関連動画:研修動画>「保健衛生・安全対策」


⑥保護者支援・子育て支援
保育施設に求められている「保護者支援・子育て支援」について学ぶ研修です。
保護者および地域への開かれた子育て支援の意義を考えながら、適切な支援を行う力を養います。保護者に対する相談援助の具体的な技法や、地域における子育て支援、虐待予防や子どもの貧困について学び、専門性を高めます。また関係機関との連携を図り、地域資源の活用を行うことができるよう地域への理解も深めます。
関連動画:研修動画>「保護者支援・子育て支援」



(2)マネジメント研修
主任保育士の下でミドルリーダーの役割を担う立場に求められる役割と知識を理解するための研修です。
ミドルリーダーとして保育園の円滑な運営に必要なマネジメントを理解し、リーダーシップを持って保育の質を高め、保育園の運営にかかわる力を養います。現場の課題に基づいた組織目標の設定や、今後を見据えた人材育成の知識と技術を学ぶほか、職場を客観的に見る視点を培い、働きやすい環境づくりができるマネージメントリーダーの能力を身につけます。

(3)保育実践研修
子どもに対する理解を深め、基本的な保育における環境構成や子どもとのかかわり方を学ぶ研修です。
身体を使った遊びや音楽、ものを使った遊びなど、保育士が主体的にさまざまな遊びと環境を通じて、保育を展開させるために必要な能力を身につけます。
キャリアアップ研修の受講対象者
【専門分野別研修】
保育施設の保育現場において、各専門分野に関してリーダー的な役割を担う方が対象です。(当該役割を担うことが見込まれる方も含まれます。)
【マネジメント研修】
各分野におけるリーダー的な役割を担う者としての経験があり、主任保育士の下でミドルリーダーの役割を担う方が対象です。(当該役割を担うことが見込まれる方も含まれます。)
【保育実践研修】
保育所などの保育現場における実習経験の少ない方や、滞在保育士などの長期間保育現場で保育を行っていない方が対象です。
処遇改善等加算について
処遇改善等加算とはこの記事の冒頭で紹介したとおり、国が保育士確保を目的に施行した取り組みです。
保育士の年収は、全職種の年収の平均額よりもおよそ149万円も低いことが分かっています。
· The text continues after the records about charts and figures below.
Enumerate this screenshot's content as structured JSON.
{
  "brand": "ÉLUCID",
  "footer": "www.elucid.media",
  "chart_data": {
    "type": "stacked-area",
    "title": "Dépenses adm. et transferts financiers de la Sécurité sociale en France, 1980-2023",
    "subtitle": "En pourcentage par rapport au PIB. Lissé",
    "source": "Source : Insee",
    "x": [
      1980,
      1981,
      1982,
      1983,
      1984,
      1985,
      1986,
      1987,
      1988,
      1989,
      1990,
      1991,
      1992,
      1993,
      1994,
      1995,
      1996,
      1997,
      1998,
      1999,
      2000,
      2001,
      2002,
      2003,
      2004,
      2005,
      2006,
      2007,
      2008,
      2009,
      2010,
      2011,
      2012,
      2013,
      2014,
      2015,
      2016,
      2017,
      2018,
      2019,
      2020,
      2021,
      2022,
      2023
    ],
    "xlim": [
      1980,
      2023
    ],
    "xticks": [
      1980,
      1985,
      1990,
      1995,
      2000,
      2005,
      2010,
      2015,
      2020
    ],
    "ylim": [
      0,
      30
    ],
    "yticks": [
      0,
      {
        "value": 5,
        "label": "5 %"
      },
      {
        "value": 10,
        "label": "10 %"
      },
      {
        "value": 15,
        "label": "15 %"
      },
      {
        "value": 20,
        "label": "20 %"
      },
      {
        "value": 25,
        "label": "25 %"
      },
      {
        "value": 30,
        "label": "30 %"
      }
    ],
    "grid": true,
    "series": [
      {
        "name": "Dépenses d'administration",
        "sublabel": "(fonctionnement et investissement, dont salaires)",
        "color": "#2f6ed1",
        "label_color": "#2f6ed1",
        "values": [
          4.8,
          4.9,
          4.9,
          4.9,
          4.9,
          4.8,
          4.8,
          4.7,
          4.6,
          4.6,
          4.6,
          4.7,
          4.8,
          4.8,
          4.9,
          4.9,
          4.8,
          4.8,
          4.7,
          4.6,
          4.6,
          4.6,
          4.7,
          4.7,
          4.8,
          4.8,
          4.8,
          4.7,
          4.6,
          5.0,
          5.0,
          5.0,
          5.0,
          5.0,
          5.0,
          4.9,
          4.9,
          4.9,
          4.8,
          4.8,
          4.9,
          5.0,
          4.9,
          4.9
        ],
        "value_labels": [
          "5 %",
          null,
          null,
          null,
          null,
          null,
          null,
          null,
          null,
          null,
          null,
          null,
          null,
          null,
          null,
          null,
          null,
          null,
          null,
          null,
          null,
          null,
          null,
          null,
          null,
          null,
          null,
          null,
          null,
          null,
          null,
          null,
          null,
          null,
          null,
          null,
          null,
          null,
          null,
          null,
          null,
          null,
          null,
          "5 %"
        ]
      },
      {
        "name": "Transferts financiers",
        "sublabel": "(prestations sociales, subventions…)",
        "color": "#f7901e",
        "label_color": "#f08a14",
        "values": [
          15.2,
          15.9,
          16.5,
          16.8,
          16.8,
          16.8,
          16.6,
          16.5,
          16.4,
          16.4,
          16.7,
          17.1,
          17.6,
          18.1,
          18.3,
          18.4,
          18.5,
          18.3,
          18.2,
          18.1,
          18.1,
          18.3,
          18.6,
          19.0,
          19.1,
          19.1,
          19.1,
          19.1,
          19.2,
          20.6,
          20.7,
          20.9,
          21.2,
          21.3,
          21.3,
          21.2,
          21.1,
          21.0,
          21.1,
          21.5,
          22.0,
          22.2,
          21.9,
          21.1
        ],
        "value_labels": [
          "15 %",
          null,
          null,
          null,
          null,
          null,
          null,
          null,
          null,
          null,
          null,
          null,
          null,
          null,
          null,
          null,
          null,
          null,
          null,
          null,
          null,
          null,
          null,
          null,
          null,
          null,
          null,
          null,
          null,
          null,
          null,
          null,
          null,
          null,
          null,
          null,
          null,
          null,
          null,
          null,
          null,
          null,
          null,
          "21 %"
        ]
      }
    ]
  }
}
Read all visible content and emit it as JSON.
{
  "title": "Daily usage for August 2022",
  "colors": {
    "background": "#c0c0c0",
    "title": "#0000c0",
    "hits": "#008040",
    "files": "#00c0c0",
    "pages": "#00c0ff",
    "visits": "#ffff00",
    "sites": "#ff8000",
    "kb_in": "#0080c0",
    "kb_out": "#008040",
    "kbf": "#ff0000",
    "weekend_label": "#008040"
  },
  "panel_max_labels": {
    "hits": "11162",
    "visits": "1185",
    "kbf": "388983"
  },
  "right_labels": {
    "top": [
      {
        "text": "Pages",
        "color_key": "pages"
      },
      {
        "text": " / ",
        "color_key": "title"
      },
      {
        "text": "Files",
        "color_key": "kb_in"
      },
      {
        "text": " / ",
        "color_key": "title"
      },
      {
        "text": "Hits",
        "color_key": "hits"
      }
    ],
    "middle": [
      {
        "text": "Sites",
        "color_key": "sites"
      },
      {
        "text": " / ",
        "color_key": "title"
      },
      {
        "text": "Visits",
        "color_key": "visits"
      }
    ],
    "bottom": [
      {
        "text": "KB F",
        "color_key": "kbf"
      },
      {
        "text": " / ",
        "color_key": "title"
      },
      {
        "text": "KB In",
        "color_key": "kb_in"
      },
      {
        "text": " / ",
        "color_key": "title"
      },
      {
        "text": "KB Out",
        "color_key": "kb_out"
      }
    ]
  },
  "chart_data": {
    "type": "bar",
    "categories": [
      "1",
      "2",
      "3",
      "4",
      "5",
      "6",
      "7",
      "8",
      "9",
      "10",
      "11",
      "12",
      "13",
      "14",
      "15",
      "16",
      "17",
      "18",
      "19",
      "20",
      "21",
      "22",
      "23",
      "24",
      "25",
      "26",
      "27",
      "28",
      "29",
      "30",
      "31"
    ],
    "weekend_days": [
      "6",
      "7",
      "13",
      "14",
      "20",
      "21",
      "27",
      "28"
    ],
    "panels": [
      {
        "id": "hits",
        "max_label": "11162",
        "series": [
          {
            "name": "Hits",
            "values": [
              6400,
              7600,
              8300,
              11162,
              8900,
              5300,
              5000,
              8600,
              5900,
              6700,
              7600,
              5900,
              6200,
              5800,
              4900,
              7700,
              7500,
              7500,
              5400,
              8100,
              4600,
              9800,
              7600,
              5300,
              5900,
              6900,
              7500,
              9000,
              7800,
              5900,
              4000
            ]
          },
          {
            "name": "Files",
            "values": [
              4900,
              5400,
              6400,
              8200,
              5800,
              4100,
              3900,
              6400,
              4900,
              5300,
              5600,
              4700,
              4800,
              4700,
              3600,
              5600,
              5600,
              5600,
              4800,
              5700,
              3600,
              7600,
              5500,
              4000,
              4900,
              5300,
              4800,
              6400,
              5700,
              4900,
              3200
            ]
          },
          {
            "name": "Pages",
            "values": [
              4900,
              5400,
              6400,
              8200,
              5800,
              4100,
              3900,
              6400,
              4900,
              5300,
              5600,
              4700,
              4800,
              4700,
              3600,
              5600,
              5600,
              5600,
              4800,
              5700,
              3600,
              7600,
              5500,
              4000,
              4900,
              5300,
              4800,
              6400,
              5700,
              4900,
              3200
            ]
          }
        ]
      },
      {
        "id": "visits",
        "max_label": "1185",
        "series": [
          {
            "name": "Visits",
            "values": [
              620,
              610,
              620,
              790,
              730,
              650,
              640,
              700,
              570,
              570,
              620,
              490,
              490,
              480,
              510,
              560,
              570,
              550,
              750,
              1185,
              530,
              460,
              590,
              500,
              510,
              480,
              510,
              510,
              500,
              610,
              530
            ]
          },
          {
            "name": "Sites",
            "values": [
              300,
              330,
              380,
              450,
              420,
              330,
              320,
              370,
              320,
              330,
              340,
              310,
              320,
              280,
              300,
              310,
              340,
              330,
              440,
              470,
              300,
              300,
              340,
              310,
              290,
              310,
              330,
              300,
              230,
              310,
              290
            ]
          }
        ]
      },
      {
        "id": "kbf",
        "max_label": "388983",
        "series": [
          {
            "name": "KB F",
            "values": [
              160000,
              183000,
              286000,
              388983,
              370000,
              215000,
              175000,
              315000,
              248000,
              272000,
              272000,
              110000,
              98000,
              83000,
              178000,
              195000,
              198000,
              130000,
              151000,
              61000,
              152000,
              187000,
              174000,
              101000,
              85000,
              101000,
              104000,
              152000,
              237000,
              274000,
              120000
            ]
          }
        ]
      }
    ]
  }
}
ハードワークであるにのかかわらず賃金が安い保育士は早期離職しやすい傾向にあります。
この保育士が離職しやすい現状を踏まえ、2つの処遇改善をとおし保育士確保を目的として打ち立てられたのが処遇改善等加算です。
給与の改善だけではなく給料が安定することによって、保育士の離職を防ぐことを目的としています。処遇改善等加算には2つの仕組みがあります。
【処遇改善加算等Ⅰ】
保育士の処遇改善加算等Ⅰは、①基礎分②賃金改善要件分③キャリアパス要件分の3つの要素によって賃金が支払われます。
パートや派遣保育士といった非常勤職員にも適用される制度です。
①基礎分
平均経験年数によって賃金が上がる仕組みとなり、給料の2%から最大12%までが加算されます。
②賃金改善要件分
以下のように経験年数により支払われる仕組みとなっています。
・平均経験年数が11年未満の場合…給料の一律6%
・平均経験年数が11年以上の場合…給料の一律7%
賃金改善計画と、その実施報告が必要になってきます。
③キャリアパス要件分
賃金改善要件分のうちの2%がキャリアパス分となります。以下の要件を満たさない場合は賃金改善要件分から2%減額となるので注意が必要です。
・役職や職務内容に応じた勤務条件と賃金システムの設定
・職員の資質向上のための具体的な計画
・計画に沿った研修の実施や研修機会の確保、職員への周知
【処遇改善加算等Ⅱ】
処遇改善等加算Ⅱは、キャリアアップの体制を整え、さらに賃金の改善を行い保育士の確保を目指すことを目的としています。加算対象となるためにキャリアアップ研修を受講して役職に就くには、保育士としておおむね3年以上の経験が必要です。
役職によって以下の金額が国から各施設に支給されます。そこからどのように職員に分配するかは施設の規定で異なりますので注意が必要です。
・職務分野別リーダー 月額5千円
・専門リーダー 月額4万円
・副主任保育士 月額4万円
まとめ
キャリアアップ研修は受講することで保育士のスキルアップにつながるだけでなく、処遇改善という給与・キャリアに直接影響する唯一の研修です。
分野別の研修内容は、現場で活かせる知識や技術を身につけることが可能なだけでなく、近年の保育業界における課題も含んでいます。
日々多忙な業務のなかですが、こうした制度を理解し活用することで、職員の定着につながり、保育の質の高めることが可能です。
キャリアアップ研修を実施する自治体や企業は増えています。勤める園の現状と自身の課題に合った研修に参加するとよいでしょう。